The high survival observed in T4 cancers ( 55% in Arm1 and 62% in Arm 2) is especially encouraging and may be a reflection of higher downstaging (pCR rates) due to the higher radiation dose which in turn may allow for greater opportunity for R0 resections in these patients leading to improved survival. The differences in the two arms of this study were not compared for statistical significance because this study was not powered for comparison of secondary endpoints. The lower survival in Arm 1 may be a reflection of the slightly higher number of male patients and T4 tumors in this Arm and the high incidence of second primary cancers. The overall survival in these patients is also calculated on an “intent-to-treat” basis and 4/50 (6%) patients on Arm 1 and 1/53 (2%) in Arm 2 did not undo surgery but are included in the survival estimates.

Surprisingly the local recurrence rate was not impacted by the pathological completeness of response. Local recurrence was 16% in the Arm 1 and 17% in Arm 2 as site of first failure. Again, these results appear higher than other recent reported results following neoadjuvant therapy. However, this study was undertaken before the requirement of Total Meso-rectal excision (TME) and also included a significantly higher proportion of T4 cancers in both cohorts compared to most recent randomized studies.(11-14) Patients not able to undergo surgery are also included as having failed with local disease-4 in Arm 1 and 1 in Arm 2. Excluding these patients the effective local recurrence rate would be 8% in Arm 1 and 15% in Arm 2. Distant metastasis was somewhat greater in those patients having less than a pCR (26% versus 7% in Arm 1, and 29% versus 14% in Arm 2). However, these were less than the 30% rate of distant metastasis reported in the German trial(1 ).

Conclusion

Neoadjuvant chemoradiation for advanced rectal cancer is safe with acceptable toxicity. While a high rate of Disease Specific Survival was seen in each arm, overall survival appears to be effected by the development of unrelated second cancers in this study. The high pCR rates and improved DSS with 5-FU and higher dose radiation (55-60 Gy) in T4 cancers provides an opportunity for increased R0 resections and potential for further improvement in survival.

Acknowledgement

This trial was conducted by the Radiation Therapy Oncology Group (RTOG), and was supported by RTOG grant U10 CA21661 and CCOP grant U10 CA37422 from the National Cancer Institute (NCI).

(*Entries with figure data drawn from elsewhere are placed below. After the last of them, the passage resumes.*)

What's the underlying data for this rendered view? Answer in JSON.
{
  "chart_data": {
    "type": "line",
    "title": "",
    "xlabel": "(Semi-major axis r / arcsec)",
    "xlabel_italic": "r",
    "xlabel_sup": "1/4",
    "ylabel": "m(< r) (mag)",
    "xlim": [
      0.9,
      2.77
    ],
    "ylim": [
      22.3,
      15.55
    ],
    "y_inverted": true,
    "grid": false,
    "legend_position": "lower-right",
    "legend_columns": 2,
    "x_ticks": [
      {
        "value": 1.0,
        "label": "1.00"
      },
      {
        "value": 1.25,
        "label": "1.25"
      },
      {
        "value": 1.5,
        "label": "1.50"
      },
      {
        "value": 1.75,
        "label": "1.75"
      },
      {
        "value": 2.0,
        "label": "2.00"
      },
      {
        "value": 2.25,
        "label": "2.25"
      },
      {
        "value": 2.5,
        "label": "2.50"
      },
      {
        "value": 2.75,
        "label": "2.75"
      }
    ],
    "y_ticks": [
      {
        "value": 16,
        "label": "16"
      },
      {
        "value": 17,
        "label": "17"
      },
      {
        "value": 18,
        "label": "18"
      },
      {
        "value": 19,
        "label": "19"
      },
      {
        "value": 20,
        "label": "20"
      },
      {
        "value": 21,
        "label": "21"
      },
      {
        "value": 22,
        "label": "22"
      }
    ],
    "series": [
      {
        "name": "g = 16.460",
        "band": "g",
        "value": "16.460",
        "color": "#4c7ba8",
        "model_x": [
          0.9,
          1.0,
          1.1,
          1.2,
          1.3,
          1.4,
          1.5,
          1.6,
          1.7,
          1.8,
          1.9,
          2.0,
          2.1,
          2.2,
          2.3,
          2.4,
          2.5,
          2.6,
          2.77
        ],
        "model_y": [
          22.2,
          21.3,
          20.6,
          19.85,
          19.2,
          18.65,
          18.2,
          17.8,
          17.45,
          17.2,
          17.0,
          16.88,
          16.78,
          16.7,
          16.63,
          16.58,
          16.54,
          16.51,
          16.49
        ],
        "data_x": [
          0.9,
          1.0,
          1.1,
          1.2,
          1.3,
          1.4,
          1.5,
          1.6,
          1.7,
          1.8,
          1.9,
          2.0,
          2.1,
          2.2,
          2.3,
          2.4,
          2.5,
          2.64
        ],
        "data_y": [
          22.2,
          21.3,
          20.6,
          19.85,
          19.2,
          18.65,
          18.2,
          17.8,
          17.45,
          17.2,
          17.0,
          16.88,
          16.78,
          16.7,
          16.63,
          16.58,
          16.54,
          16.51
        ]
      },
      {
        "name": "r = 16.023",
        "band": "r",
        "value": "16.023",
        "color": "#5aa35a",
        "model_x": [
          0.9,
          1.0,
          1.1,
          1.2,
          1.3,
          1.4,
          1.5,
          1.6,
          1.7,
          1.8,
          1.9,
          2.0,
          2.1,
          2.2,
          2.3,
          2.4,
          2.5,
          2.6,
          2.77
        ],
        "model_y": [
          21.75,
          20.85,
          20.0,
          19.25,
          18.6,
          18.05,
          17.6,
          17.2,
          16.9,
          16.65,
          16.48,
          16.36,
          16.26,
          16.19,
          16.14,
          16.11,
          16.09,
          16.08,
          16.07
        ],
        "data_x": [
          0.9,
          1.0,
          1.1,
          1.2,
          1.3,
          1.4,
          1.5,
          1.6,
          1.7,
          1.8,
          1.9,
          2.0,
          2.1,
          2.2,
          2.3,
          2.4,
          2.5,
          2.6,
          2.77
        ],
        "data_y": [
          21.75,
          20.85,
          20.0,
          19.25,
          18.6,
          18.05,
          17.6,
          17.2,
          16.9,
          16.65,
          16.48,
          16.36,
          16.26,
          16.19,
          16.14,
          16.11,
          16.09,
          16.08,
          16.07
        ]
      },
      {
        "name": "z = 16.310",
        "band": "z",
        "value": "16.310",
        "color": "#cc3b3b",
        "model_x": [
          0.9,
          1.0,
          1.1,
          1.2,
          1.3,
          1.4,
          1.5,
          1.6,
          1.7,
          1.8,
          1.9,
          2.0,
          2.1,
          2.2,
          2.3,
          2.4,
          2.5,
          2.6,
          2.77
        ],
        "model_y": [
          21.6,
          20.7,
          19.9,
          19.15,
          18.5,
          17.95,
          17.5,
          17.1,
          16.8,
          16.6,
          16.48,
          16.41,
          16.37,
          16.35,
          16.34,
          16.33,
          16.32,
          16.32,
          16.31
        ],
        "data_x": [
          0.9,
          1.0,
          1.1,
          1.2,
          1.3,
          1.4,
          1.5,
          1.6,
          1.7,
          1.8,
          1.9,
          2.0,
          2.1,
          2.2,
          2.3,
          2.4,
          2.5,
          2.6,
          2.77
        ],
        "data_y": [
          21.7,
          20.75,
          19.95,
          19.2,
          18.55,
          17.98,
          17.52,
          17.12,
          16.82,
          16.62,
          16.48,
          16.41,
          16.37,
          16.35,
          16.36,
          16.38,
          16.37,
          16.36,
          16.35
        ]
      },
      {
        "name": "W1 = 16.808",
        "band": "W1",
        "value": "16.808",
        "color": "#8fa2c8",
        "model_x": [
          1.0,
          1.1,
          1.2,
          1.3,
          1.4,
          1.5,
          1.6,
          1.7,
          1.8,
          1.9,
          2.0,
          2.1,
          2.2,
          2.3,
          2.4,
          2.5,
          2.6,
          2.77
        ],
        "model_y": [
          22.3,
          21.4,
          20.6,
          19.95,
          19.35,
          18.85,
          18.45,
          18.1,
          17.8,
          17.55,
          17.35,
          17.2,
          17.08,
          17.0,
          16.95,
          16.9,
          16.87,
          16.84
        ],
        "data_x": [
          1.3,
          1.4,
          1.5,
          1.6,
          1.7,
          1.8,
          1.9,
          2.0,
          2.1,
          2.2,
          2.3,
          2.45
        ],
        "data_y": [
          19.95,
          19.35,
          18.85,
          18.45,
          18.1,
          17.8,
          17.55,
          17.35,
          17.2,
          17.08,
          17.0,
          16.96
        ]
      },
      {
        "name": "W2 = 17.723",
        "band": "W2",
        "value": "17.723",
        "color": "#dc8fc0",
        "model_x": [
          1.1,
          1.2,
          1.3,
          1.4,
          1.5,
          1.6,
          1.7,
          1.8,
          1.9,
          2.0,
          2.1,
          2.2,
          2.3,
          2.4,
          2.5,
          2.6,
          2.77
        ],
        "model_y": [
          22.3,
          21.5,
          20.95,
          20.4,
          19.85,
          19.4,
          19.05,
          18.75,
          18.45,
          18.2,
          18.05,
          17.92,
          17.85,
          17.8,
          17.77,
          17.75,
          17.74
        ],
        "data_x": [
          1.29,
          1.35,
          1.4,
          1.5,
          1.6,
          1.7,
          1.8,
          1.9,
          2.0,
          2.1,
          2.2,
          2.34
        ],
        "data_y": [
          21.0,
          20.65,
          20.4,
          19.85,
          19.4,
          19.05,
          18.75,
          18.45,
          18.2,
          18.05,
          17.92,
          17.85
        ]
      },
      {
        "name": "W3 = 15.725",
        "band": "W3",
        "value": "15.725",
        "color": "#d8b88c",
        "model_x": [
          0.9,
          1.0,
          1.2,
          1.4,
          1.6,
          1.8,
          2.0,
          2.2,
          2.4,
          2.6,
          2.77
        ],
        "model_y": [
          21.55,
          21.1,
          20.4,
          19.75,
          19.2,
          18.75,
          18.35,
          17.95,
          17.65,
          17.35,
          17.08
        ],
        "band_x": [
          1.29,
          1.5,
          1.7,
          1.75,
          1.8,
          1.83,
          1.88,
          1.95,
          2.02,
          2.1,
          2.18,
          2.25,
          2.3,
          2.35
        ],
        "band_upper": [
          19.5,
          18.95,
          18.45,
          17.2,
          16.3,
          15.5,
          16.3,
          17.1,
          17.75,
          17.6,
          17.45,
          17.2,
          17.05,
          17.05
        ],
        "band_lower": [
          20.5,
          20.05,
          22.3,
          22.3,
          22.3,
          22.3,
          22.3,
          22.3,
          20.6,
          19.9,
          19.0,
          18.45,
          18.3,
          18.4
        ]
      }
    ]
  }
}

This manuscript’s contents are solely the responsibility of the authors and do not necessarily represent the official views of the National Cancer Institute.

Footnotes

Conflict of Interest: NONE

106 rectal cancer patients were randomized to neo-adjuvant 5-FU and hyperfractionated radiation (55-60 Gy) or CPT-11/5-FU and once a day radiation (50-55 Gy). Surgery was performed 4-10 weeks later. DSS was 78% and 85% and 5-year overall survival was 61% and 75% for Arm1 and Arm 2 respectively. A high DSS was observed in both arms but overall survival was compromised by development of second primaries (5 in Arm 1, and 1 in Arm 2.)